Innovation has become the big buzzword in the world of digital business today. The rapid pace of technology, fueled by the growth of the internet, and new forms of collaboration and open-source networking, have all created unheard of opportunities for individuals and businesses to create new products and build new services. As exciting as this time is in the world of technology, it’s not a bystander sport. We’ve all heard the expression “innovate or die”; it really is true! Those startups and new businesses that can implement innovative strategies to adapt to new customer demands and expectations are the ones that will survive in the increasingly competitive world of digital technologies.
But how does one do innovation? What are the secrets of creating an innovative culture? Can innovation be taught, or is it simply a talent that you either have or not? Cracking the innovation nut is really about a methodology called design thinking. This may be another buzzword that you’ve heard about in recent years. Design thinking is so important and integrally related to innovation that it has been aptly described as a unified framework for innovation. The importance, benefits, and takeaways of design thinking are critical for your business success.
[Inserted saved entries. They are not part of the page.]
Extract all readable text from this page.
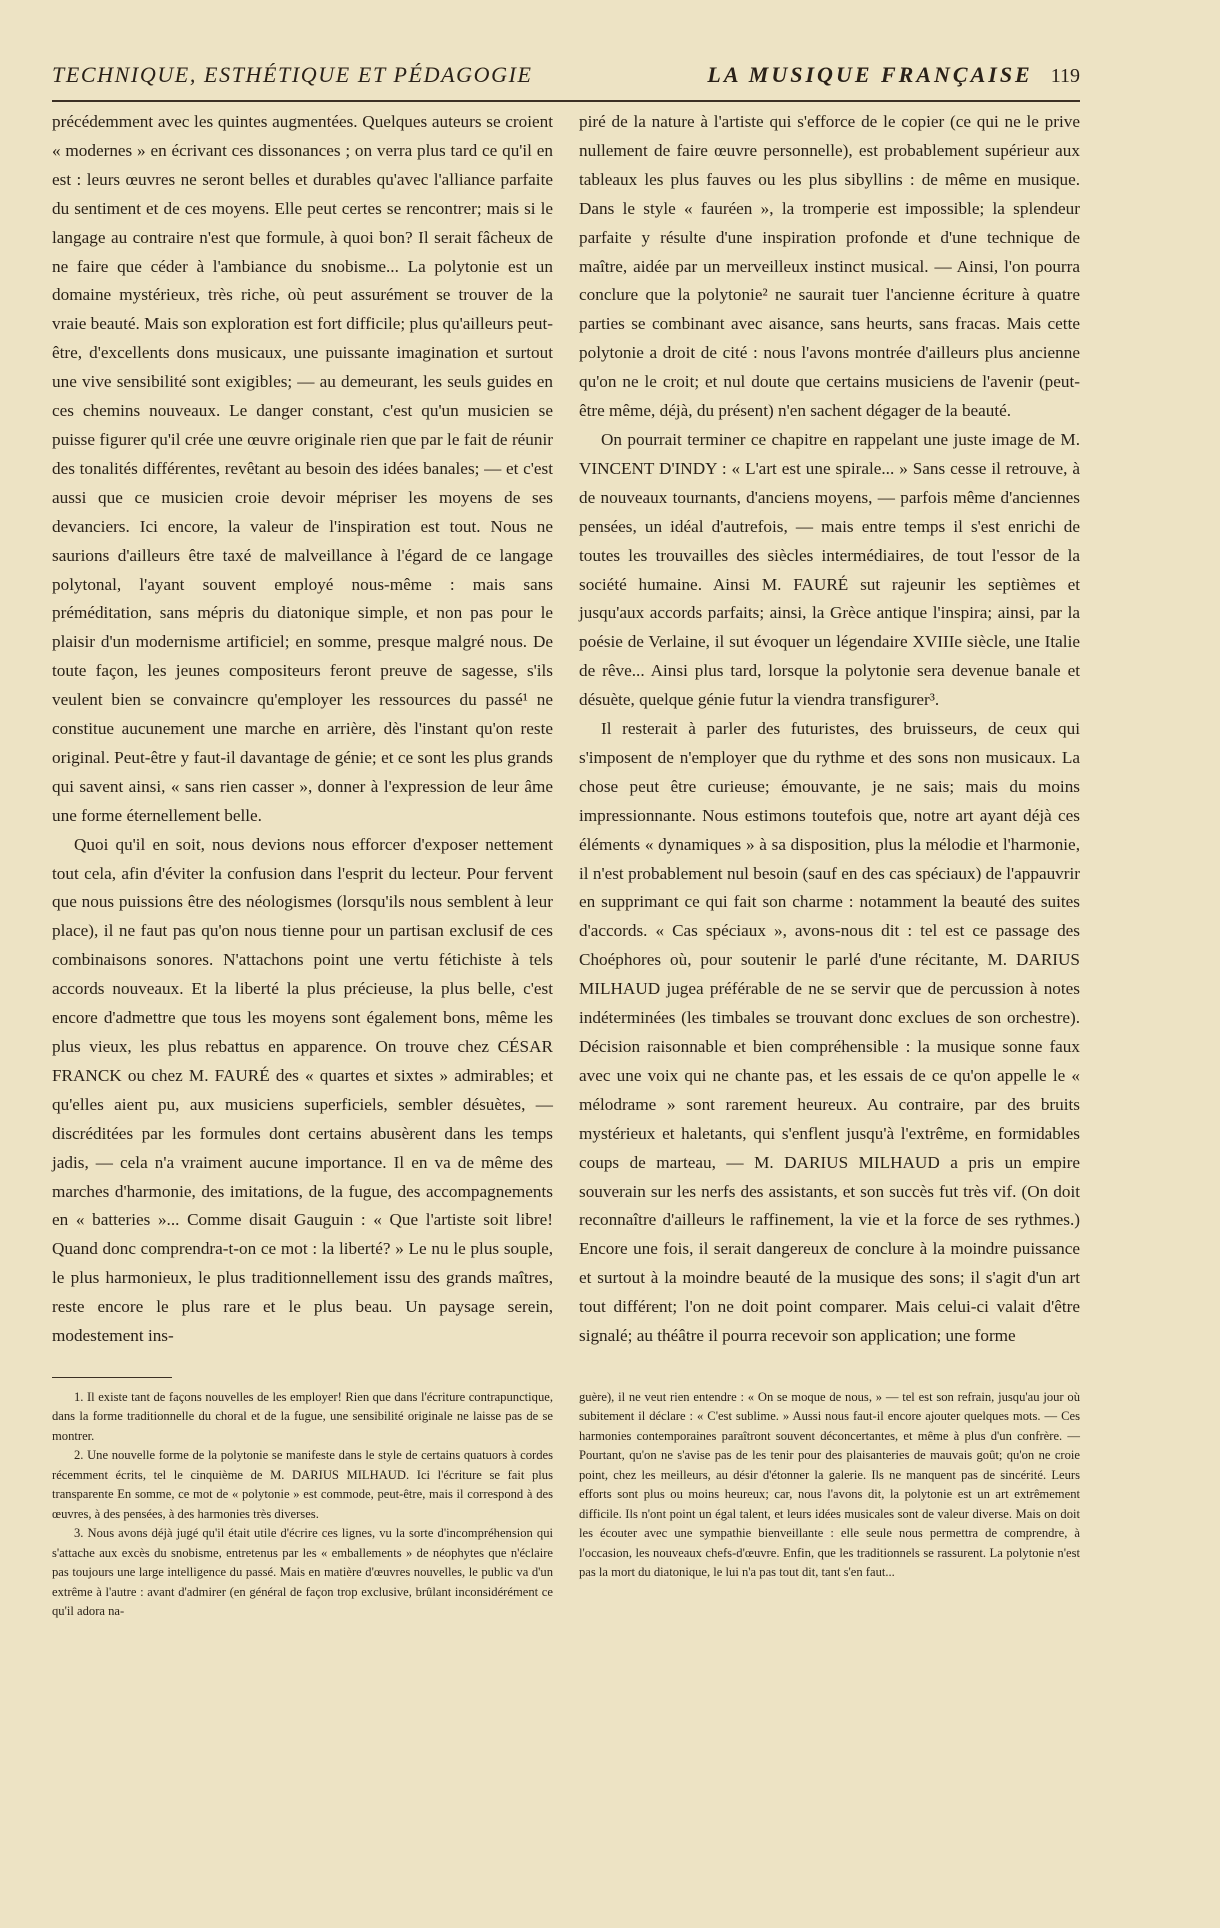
TECHNIQUE, ESTHÉTIQUE ET PÉDAGOGIE	LA MUSIQUE FRANÇAISE 119

précédemment avec les quintes augmentées. Quelques auteurs se croient « modernes » en écrivant ces dissonances ; on verra plus tard ce qu'il en est : leurs œuvres ne seront belles et durables qu'avec l'alliance parfaite du sentiment et de ces moyens. Elle peut certes se rencontrer; mais si le langage au contraire n'est que formule, à quoi bon? Il serait fâcheux de ne faire que céder à l'ambiance du snobisme... La polytonie est un domaine mystérieux, très riche, où peut assurément se trouver de la vraie beauté. Mais son exploration est fort difficile; plus qu'ailleurs peut-être, d'excellents dons musicaux, une puissante imagination et surtout une vive sensibilité sont exigibles; — au demeurant, les seuls guides en ces chemins nouveaux. Le danger constant, c'est qu'un musicien se puisse figurer qu'il crée une œuvre originale rien que par le fait de réunir des tonalités différentes, revêtant au besoin des idées banales; — et c'est aussi que ce musicien croie devoir mépriser les moyens de ses devanciers. Ici encore, la valeur de l'inspiration est tout. Nous ne saurions d'ailleurs être taxé de malveillance à l'égard de ce langage polytonal, l'ayant souvent employé nous-même : mais sans préméditation, sans mépris du diatonique simple, et non pas pour le plaisir d'un modernisme artificiel; en somme, presque malgré nous. De toute façon, les jeunes compositeurs feront preuve de sagesse, s'ils veulent bien se convaincre qu'employer les ressources du passé¹ ne constitue aucunement une marche en arrière, dès l'instant qu'on reste original. Peut-être y faut-il davantage de génie; et ce sont les plus grands qui savent ainsi, « sans rien casser », donner à l'expression de leur âme une forme éternellement belle.

Quoi qu'il en soit, nous devions nous efforcer d'exposer nettement tout cela, afin d'éviter la confusion dans l'esprit du lecteur. Pour fervent que nous puissions être des néologismes (lorsqu'ils nous semblent à leur place), il ne faut pas qu'on nous tienne pour un partisan exclusif de ces combinaisons sonores. N'attachons point une vertu fétichiste à tels accords nouveaux. Et la liberté la plus précieuse, la plus belle, c'est encore d'admettre que tous les moyens sont également bons, même les plus vieux, les plus rebattus en apparence. On trouve chez CÉSAR FRANCK ou chez M. FAURÉ des « quartes et sixtes » admirables; et qu'elles aient pu, aux musiciens superficiels, sembler désuètes, — discréditées par les formules dont certains abusèrent dans les temps jadis, — cela n'a vraiment aucune importance. Il en va de même des marches d'harmonie, des imitations, de la fugue, des accompagnements en « batteries »... Comme disait Gauguin : « Que l'artiste soit libre! Quand donc comprendra-t-on ce mot : la liberté? » Le nu le plus souple, le plus harmonieux, le plus traditionnellement issu des grands maîtres, reste encore le plus rare et le plus beau. Un paysage serein, modestement ins-

piré de la nature à l'artiste qui s'efforce de le copier (ce qui ne le prive nullement de faire œuvre personnelle), est probablement supérieur aux tableaux les plus fauves ou les plus sibyllins : de même en musique. Dans le style « fauréen », la tromperie est impossible; la splendeur parfaite y résulte d'une inspiration profonde et d'une technique de maître, aidée par un merveilleux instinct musical. — Ainsi, l'on pourra conclure que la polytonie² ne saurait tuer l'ancienne écriture à quatre parties se combinant avec aisance, sans heurts, sans fracas. Mais cette polytonie a droit de cité : nous l'avons montrée d'ailleurs plus ancienne qu'on ne le croit; et nul doute que certains musiciens de l'avenir (peut-être même, déjà, du présent) n'en sachent dégager de la beauté.

On pourrait terminer ce chapitre en rappelant une juste image de M. VINCENT D'INDY : « L'art est une spirale... » Sans cesse il retrouve, à de nouveaux tournants, d'anciens moyens, — parfois même d'anciennes pensées, un idéal d'autrefois, — mais entre temps il s'est enrichi de toutes les trouvailles des siècles intermédiaires, de tout l'essor de la société humaine. Ainsi M. FAURÉ sut rajeunir les septièmes et jusqu'aux accords parfaits; ainsi, la Grèce antique l'inspira; ainsi, par la poésie de Verlaine, il sut évoquer un légendaire XVIIIe siècle, une Italie de rêve... Ainsi plus tard, lorsque la polytonie sera devenue banale et désuète, quelque génie futur la viendra transfigurer³.

Il resterait à parler des futuristes, des bruisseurs, de ceux qui s'imposent de n'employer que du rythme et des sons non musicaux. La chose peut être curieuse; émouvante, je ne sais; mais du moins impressionnante. Nous estimons toutefois que, notre art ayant déjà ces éléments « dynamiques » à sa disposition, plus la mélodie et l'harmonie, il n'est probablement nul besoin (sauf en des cas spéciaux) de l'appauvrir en supprimant ce qui fait son charme : notamment la beauté des suites d'accords. « Cas spéciaux », avons-nous dit : tel est ce passage des Choéphores où, pour soutenir le parlé d'une récitante, M. DARIUS MILHAUD jugea préférable de ne se servir que de percussion à notes indéterminées (les timbales se trouvant donc exclues de son orchestre). Décision raisonnable et bien compréhensible : la musique sonne faux avec une voix qui ne chante pas, et les essais de ce qu'on appelle le « mélodrame » sont rarement heureux. Au contraire, par des bruits mystérieux et haletants, qui s'enflent jusqu'à l'extrême, en formidables coups de marteau, — M. DARIUS MILHAUD a pris un empire souverain sur les nerfs des assistants, et son succès fut très vif. (On doit reconnaître d'ailleurs le raffinement, la vie et la force de ses rythmes.) Encore une fois, il serait dangereux de conclure à la moindre puissance et surtout à la moindre beauté de la musique des sons; il s'agit d'un art tout différent; l'on ne doit point comparer. Mais celui-ci valait d'être signalé; au théâtre il pourra recevoir son application; une forme

1. Il existe tant de façons nouvelles de les employer! Rien que dans l'écriture contrapunctique, dans la forme traditionnelle du choral et de la fugue, une sensibilité originale ne laisse pas de se montrer.

2. Une nouvelle forme de la polytonie se manifeste dans le style de certains quatuors à cordes récemment écrits, tel le cinquième de M. DARIUS MILHAUD. Ici l'écriture se fait plus transparente En somme, ce mot de « polytonie » est commode, peut-être, mais il correspond à des œuvres, à des pensées, à des harmonies très diverses.

3. Nous avons déjà jugé qu'il était utile d'écrire ces lignes, vu la sorte d'incompréhension qui s'attache aux excès du snobisme, entretenus par les « emballements » de néophytes que n'éclaire pas toujours une large intelligence du passé. Mais en matière d'œuvres nouvelles, le public va d'un extrême à l'autre : avant d'admirer (en général de façon trop exclusive, brûlant inconsidérément ce qu'il adora na-

guère), il ne veut rien entendre : « On se moque de nous, » — tel est son refrain, jusqu'au jour où subitement il déclare : « C'est sublime. » Aussi nous faut-il encore ajouter quelques mots. — Ces harmonies contemporaines paraîtront souvent déconcertantes, et même à plus d'un confrère. — Pourtant, qu'on ne s'avise pas de les tenir pour des plaisanteries de mauvais goût; qu'on ne croie point, chez les meilleurs, au désir d'étonner la galerie. Ils ne manquent pas de sincérité. Leurs efforts sont plus ou moins heureux; car, nous l'avons dit, la polytonie est un art extrêmement difficile. Ils n'ont point un égal talent, et leurs idées musicales sont de valeur diverse. Mais on doit les écouter avec une sympathie bienveillante : elle seule nous permettra de comprendre, à l'occasion, les nouveaux chefs-d'œuvre. Enfin, que les traditionnels se rassurent. La polytonie n'est pas la mort du diatonique, le lui n'a pas tout dit, tant s'en faut...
So let’s unpack some of the highlights of what you can do today to make design thinking (and innovation!) central to your business strategy in 2015.
Design thinking has various approaches and definitions but most often it’s associated as a methodology for solving complex business problems that lead to innovative new solutions for your customers. One source defines it this way: “Design Thinking draws upon logic, imagination, intuition, and systemic reasoning, to explore possibilities of what could be, and to create desired outcomes that benefit the end user (the customer). A design mindset is not problem-focused, it’s solution focused, and action oriented. It involves both analysis and imagination.”
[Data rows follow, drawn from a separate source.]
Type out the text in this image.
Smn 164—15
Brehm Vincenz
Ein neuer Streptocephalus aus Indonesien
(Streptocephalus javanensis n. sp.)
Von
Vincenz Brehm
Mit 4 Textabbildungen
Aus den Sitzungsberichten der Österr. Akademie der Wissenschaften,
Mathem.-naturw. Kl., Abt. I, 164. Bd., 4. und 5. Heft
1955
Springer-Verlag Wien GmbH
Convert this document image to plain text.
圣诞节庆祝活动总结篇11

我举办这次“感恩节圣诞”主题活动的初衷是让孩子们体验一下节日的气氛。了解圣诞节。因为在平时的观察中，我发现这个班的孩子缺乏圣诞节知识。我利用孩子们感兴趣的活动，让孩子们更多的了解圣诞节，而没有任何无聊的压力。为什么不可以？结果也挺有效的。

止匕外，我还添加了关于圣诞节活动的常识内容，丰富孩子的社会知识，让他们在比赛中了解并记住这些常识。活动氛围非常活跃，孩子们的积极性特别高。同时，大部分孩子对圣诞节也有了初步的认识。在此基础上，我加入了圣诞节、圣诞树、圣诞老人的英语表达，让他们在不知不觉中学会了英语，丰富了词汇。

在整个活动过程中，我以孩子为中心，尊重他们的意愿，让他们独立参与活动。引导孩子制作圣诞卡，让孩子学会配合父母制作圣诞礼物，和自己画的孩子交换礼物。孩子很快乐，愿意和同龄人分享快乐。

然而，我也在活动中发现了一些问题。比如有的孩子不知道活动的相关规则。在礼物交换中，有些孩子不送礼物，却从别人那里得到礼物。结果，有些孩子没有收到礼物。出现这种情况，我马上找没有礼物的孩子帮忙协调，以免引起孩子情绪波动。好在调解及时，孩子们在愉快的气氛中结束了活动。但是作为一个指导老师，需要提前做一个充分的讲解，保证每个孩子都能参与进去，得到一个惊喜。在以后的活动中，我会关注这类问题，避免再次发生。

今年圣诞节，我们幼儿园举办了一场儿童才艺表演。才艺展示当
Some of the most notable influencers in the science of design thinking are The Hasso Plattner Institute of Design at Stanford University, affectionately called the d.school, and the global design firm, IDEO. Together these two institutions have trained and influenced thousands of practitioners of design thinking methodology throughout a wide range of disciplines.
Design thinking is often described as a human-centered, prototype-driven process for problem solving. There are various components of design thinking, but most center around or are adapted from a 5-step approach to problem-solving that involves empathizing, defining, ideating, prototyping, and testing. The website Creativity at Work builds upon these principles in a way that provides an overarching framework for creativity and innovation as follows (ideas adopted, wording changed):
Highlight the challenge: Decide what issue you’re trying to solve as a way to frame up innovation.
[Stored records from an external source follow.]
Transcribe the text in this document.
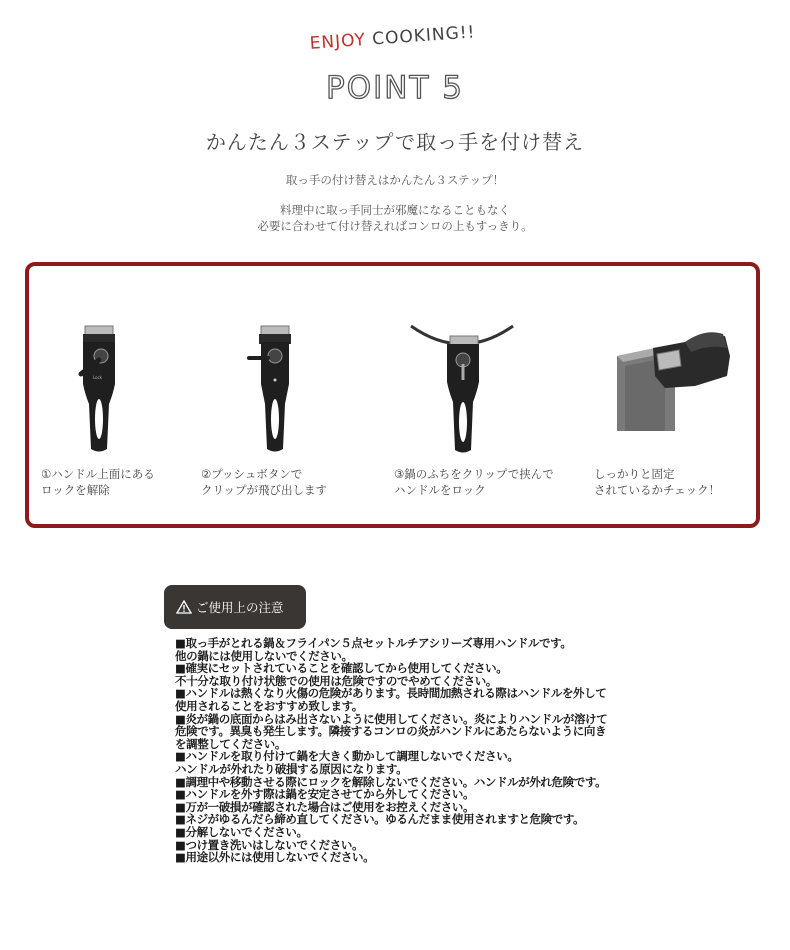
ENJOY COOKING!!
POINT 5
かんたん３ステップで取っ手を付け替え
取っ手の付け替えはかんたん３ステップ！
料理中に取っ手同士が邪魔になることもなく
必要に合わせて付け替えればコンロの上もすっきり。
Lock
①ハンドル上面にある
ロックを解除
②プッシュボタンで
クリップが飛び出します
③鍋のふちをクリップで挟んで
ハンドルをロック
しっかりと固定
されているかチェック！
ご使用上の注意
■取っ手がとれる鍋＆フライパン５点セットルチアシリーズ専用ハンドルです。
他の鍋には使用しないでください。
■確実にセットされていることを確認してから使用してください。
不十分な取り付け状態での使用は危険ですのでやめてください。
■ハンドルは熱くなり火傷の危険があります。長時間加熱される際はハンドルを外して
使用されることをおすすめ致します。
■炎が鍋の底面からはみ出さないように使用してください。炎によりハンドルが溶けて
危険です。異臭も発生します。隣接するコンロの炎がハンドルにあたらないように向き
を調整してください。
■ハンドルを取り付けて鍋を大きく動かして調理しないでください。
ハンドルが外れたり破損する原因になります。
■調理中や移動させる際にロックを解除しないでください。ハンドルが外れ危険です。
■ハンドルを外す際は鍋を安定させてから外してください。
■万が一破損が確認された場合はご使用をお控えください。
■ネジがゆるんだら締め直してください。ゆるんだまま使用されますと危険です。
■分解しないでください。
■つけ置き洗いはしないでください。
■用途以外には使用しないでください。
Gather data: Research your challenge by gathering everyone touched by the issue to share their story or “paint a picture” of the challenge.
Restate the challenge: Making sense of everything by looking for challenges, patterns, and overarching themes.
Artful reflection: Encourage “out-of-the-box” thinking, develop aesthetic approaches to the problem, use mind mapping and sketching or painting to approach the problem.
Ideate: This is the crux of the process where you brainstorm and generate as many new innovation seed thoughts as possible. Here you promote shifts in perception and encourage creativity and exploration without any fear of judgment; no idea is too strange or silly.
Evaluate: Choose what your criteria will be for evaluating ideas.
Prototyping: Combine, expand, and refine the ideas to create a visual representation of your product. Get feedback from your group and then present a selection of ideas to your client or stakeholders.
Assess: Gather, and assess feedback from prototype and use this information to refine it!
Implement & Iterate: Create an action-plan for testing your innovation, and then assess the results, improve, and modify as needed.
Innovation is the key watchword in business today. Those who do it will survive and those who don’t won’t. But innovation doesn’t “just happen” nor is it solely the product of genius, talent, or luck (though those qualities help!). Design thinking embodies a unified platform for making innovation work. It represents a set of best practices for complex problem solving that produces optimal results for your clients.
If you haven’t started yet, now is the time to get onboard with a design thinking strategy for your startup, small business, or organization. Make this your New Year’s 2015 business resolution. Not sure how to start? There are good resources out there to kick things off. The Stanford d-school offers a virtual crash course and Silicon Valley Innovation Center also is offering an all-day seminar on “innovation & creativity” February 26, 2015, which you won’t want to miss. Registration is available here. There’s also a helpful free ebook on the topic of design thinking here. Getting started with design thinking is the critical first step. Change is never easy and while there is bound to be uncertainly and discomfort at first, the key is to start today. And then keep right on doing it . . . until innovation and creative design become the essential ingredients of your business strategy and vision.